Login to the IBM Watson Studio, first you need to activate watson services on your account to access the download links below. After downloading the Airbnb dataset, upload it to a COS bucket. The dataset consists of information -like review, reviewer info, coordinates- of the reviews from Airbnb.
- Amsterdam
- Antwerp Belgium
- Athens Europe
- Austin
- Barcelona
- Berlin
- Boston
- Brussels
- Chicago
- Dublin
- London
- Los Angeles
- Madrid
- Palma Mallorca Spain
- Melbourne
- Montreal
- Nashville
- New Orleans
- New York City
- Oakland
- Paris
- Portland
- San Diego
- City of San Francisco
- Santa Cruz
- Seattle
- Sydney
- Toronto
- Trento
- Vancouver
- Venice Italy
- Vienna Austria.
- Washington D.C.
First, you need to install required packages.
import io
import base64
import time
import shutil
import csv
import lithops
import regex
import re
import matplotlib.pyplot as plt
import nltk
from nltk.sentiment.vader import SentimentIntensityAnalyzer
Then you should set the BUCKET variable as the name of the bucket which you uploaded the dataset.
BUCKET = ['<YOUR_BUCKET_NAME>']
There are 2 major functions in this example:
-
analyze_comments: It is used as the map function in map reduce paradigm. The function parses the dataset and classifies the reviews using nltk by their polarity scores and groups them by being positive, negative or neutral.
-
create_map: This method functions as the reduce function in this scenario.
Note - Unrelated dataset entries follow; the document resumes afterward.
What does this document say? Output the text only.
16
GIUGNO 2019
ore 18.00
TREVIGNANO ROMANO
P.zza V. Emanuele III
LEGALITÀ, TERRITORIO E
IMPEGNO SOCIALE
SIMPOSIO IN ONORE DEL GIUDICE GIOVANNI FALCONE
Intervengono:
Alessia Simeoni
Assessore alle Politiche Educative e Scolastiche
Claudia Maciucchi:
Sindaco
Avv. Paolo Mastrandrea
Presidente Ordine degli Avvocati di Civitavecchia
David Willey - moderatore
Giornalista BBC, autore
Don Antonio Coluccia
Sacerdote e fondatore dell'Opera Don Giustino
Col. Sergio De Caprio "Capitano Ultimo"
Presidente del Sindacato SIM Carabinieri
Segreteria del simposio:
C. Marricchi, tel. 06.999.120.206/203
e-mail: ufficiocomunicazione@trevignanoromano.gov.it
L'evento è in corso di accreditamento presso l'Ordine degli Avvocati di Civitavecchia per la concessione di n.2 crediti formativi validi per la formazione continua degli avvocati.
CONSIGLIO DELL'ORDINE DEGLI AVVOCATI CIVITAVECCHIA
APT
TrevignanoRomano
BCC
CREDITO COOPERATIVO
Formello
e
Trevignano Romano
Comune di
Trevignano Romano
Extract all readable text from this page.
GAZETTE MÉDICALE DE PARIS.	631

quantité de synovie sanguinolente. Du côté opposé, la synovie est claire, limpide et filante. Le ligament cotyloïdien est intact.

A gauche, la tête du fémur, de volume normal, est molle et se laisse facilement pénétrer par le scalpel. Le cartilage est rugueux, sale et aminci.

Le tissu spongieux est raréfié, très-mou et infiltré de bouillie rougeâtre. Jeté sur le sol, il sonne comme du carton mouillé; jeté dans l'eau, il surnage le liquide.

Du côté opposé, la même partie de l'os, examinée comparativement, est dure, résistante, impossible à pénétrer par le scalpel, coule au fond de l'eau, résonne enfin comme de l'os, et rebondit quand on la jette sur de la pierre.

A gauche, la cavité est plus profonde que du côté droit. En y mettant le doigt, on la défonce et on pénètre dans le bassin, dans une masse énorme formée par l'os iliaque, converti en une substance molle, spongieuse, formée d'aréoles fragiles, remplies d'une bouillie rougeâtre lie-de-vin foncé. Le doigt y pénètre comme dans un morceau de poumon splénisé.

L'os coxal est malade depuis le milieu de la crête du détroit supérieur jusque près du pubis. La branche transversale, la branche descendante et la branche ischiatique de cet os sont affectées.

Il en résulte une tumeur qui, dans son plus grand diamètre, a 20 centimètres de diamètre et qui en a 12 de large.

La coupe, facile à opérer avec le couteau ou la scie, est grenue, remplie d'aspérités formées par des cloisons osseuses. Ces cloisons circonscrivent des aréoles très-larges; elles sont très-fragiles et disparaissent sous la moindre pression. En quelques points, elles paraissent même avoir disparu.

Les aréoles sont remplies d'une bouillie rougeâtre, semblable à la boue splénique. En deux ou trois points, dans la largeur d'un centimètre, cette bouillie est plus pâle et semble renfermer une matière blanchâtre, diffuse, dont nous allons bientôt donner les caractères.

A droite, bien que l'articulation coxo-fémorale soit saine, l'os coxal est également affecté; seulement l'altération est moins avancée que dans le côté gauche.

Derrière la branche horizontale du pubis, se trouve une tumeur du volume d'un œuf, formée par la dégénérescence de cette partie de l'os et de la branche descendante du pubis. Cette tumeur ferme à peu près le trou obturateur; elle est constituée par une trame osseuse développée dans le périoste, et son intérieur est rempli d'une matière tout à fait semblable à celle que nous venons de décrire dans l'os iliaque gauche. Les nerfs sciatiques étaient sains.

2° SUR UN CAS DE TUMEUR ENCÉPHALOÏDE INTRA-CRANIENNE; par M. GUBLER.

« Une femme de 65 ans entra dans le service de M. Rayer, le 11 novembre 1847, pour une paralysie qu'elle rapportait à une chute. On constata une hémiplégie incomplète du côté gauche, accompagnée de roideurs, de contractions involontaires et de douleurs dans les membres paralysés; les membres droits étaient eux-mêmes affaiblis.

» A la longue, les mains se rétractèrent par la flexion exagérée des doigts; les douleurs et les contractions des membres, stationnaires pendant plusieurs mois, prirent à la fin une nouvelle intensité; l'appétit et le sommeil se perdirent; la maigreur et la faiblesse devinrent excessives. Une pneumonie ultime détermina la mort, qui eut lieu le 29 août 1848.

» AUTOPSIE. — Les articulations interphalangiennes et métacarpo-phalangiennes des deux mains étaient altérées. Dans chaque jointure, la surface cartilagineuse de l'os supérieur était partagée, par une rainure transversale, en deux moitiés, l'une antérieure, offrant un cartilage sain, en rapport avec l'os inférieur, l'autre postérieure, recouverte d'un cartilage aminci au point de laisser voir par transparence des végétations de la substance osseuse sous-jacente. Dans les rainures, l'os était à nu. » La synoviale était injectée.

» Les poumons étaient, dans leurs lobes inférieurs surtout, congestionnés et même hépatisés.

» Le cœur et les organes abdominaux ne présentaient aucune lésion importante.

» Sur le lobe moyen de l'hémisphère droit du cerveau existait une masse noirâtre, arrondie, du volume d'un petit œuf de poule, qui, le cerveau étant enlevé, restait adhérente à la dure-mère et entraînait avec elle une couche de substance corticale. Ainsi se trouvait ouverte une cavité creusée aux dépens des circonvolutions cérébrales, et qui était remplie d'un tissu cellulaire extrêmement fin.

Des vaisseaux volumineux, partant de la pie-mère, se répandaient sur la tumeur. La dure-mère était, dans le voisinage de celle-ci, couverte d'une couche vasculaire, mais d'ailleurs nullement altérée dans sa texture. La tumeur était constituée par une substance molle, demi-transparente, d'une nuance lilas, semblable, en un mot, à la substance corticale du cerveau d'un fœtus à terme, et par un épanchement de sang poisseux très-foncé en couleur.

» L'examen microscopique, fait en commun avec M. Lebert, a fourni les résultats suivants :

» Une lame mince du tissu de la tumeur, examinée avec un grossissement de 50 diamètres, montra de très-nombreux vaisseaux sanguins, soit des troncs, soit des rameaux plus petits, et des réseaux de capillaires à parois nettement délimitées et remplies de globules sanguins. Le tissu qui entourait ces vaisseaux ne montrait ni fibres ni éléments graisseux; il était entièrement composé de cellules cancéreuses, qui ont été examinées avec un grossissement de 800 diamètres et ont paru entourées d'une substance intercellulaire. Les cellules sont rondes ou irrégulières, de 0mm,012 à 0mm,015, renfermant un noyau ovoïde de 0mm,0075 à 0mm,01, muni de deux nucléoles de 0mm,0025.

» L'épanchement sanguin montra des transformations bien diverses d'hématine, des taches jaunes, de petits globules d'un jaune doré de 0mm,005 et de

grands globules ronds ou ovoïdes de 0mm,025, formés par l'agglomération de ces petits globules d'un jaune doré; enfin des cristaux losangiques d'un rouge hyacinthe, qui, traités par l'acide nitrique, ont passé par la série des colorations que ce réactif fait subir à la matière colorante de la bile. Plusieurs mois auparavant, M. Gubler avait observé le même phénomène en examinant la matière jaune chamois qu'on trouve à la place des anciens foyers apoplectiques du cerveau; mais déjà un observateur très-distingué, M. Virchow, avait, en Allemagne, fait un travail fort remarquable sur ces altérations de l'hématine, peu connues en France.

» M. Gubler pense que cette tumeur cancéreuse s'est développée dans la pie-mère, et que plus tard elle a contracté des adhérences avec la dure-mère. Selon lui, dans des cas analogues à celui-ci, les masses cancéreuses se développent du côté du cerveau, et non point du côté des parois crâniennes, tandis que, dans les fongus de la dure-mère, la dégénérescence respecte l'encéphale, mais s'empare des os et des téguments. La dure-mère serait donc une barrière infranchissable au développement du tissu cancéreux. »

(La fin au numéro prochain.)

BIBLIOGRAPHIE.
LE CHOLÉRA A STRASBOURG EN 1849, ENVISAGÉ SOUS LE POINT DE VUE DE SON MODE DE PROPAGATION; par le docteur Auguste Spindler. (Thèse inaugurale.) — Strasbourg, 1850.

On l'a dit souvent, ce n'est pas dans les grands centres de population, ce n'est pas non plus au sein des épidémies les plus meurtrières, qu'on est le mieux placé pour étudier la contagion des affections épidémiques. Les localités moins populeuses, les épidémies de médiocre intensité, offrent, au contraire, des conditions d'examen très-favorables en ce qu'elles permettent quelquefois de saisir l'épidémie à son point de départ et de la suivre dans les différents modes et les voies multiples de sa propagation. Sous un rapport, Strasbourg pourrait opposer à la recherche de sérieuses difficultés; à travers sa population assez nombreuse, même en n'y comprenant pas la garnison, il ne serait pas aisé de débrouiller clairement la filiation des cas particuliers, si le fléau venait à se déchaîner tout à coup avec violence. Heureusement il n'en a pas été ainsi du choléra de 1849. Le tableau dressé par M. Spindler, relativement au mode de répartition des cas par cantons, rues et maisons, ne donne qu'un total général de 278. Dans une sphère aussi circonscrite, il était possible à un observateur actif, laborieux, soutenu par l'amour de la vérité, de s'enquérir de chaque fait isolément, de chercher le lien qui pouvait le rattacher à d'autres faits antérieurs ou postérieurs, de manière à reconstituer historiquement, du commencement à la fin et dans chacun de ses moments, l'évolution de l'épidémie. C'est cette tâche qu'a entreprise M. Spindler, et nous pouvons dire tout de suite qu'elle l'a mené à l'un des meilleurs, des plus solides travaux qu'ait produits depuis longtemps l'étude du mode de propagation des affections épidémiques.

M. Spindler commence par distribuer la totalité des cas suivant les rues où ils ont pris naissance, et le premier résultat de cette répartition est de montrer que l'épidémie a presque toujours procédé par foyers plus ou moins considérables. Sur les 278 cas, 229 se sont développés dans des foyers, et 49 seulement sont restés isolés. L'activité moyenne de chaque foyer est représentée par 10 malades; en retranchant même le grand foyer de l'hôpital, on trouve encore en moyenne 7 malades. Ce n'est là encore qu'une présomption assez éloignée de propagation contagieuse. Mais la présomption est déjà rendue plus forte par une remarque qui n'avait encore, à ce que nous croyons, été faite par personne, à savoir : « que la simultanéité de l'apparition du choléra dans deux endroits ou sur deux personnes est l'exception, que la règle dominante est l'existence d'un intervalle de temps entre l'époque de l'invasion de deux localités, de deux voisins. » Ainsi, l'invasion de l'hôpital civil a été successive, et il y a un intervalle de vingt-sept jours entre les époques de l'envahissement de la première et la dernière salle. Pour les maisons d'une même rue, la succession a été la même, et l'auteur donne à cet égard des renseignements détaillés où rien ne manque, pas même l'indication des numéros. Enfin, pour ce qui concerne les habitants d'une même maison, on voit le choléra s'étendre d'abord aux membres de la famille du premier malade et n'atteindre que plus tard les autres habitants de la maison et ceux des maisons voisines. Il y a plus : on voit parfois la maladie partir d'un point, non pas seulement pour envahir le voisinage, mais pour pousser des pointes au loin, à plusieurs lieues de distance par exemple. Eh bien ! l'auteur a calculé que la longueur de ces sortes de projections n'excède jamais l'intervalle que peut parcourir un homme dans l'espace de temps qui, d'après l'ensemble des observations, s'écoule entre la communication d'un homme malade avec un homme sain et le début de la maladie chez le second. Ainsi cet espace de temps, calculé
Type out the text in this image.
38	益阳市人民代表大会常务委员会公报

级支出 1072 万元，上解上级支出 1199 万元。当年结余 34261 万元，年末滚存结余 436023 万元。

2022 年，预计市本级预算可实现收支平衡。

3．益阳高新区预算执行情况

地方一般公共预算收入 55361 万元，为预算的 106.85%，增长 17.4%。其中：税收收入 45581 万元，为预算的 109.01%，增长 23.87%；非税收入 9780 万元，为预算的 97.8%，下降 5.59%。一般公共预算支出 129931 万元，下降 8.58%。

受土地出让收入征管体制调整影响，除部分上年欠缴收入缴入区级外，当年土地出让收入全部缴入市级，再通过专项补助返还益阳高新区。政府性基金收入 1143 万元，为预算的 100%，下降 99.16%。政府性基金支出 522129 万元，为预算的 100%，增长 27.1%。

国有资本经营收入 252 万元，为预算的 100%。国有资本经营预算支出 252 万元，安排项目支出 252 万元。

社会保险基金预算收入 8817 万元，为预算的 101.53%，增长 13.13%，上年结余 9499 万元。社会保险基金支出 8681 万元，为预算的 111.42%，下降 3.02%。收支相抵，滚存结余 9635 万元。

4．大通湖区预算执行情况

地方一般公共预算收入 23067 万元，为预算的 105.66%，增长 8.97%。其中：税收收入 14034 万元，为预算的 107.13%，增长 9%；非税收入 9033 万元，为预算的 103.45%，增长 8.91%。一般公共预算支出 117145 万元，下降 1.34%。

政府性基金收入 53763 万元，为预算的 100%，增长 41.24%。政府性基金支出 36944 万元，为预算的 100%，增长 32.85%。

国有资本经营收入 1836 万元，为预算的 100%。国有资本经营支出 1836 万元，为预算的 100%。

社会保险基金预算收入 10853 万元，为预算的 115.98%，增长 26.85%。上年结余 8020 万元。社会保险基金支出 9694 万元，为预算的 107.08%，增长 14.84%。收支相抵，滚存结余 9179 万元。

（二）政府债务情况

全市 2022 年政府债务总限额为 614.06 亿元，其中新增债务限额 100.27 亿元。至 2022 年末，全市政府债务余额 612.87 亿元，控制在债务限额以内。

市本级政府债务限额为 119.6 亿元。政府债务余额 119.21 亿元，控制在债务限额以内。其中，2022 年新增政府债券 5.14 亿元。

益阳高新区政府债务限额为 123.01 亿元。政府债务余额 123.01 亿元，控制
It reduces all the intermediate data grouped by sentiments and draws a map displaying the results in different colors accordingly.
This is the original code of the experiments presented in Serverless Data Analytics in the IBM Cloud. You need to configure lithops with your own IBM account keys. You can also see more options about the configuration here.
config = {'lithops': {'backend': 'ibm_cf', 'storage': 'ibm_cos'},
'ibm': {'iam_api_key': '<IAM_API_KEY>'},# If your namespace is IAM based (To reach cloud functions API without cf api key)
'ibm_cf': {'endpoint': '<CLOUD_FUNCTIONS_ENDPOINT>',
'namespace': '<NAME_OF_YOUR_NAMESPACE>',
'namespace_id': '<GUID_OF_YOUR_NAMESPACE>'# If your namespace is IAM based
#'api_key': 'YOUR_API_KEY' #If your namespace is foundary based
},
'ibm_cos': {'storage_bucket': '<YOUR_COS_BUCKET_NAME>',
'region': '<BUCKET_REGION>',
'api_key': '<YOUR_API_KEY>'}}
We also provide a small execution demo in AWS. Input data is publicly available at lithops-applications-data, users should upload it to their custom bucket with import_dataset_aws.sh (incurs into "Requester pays" billing).
To run the AWS example, simply run the map_sentiment_analysis.ipynb notebook following the AWS-specific steps.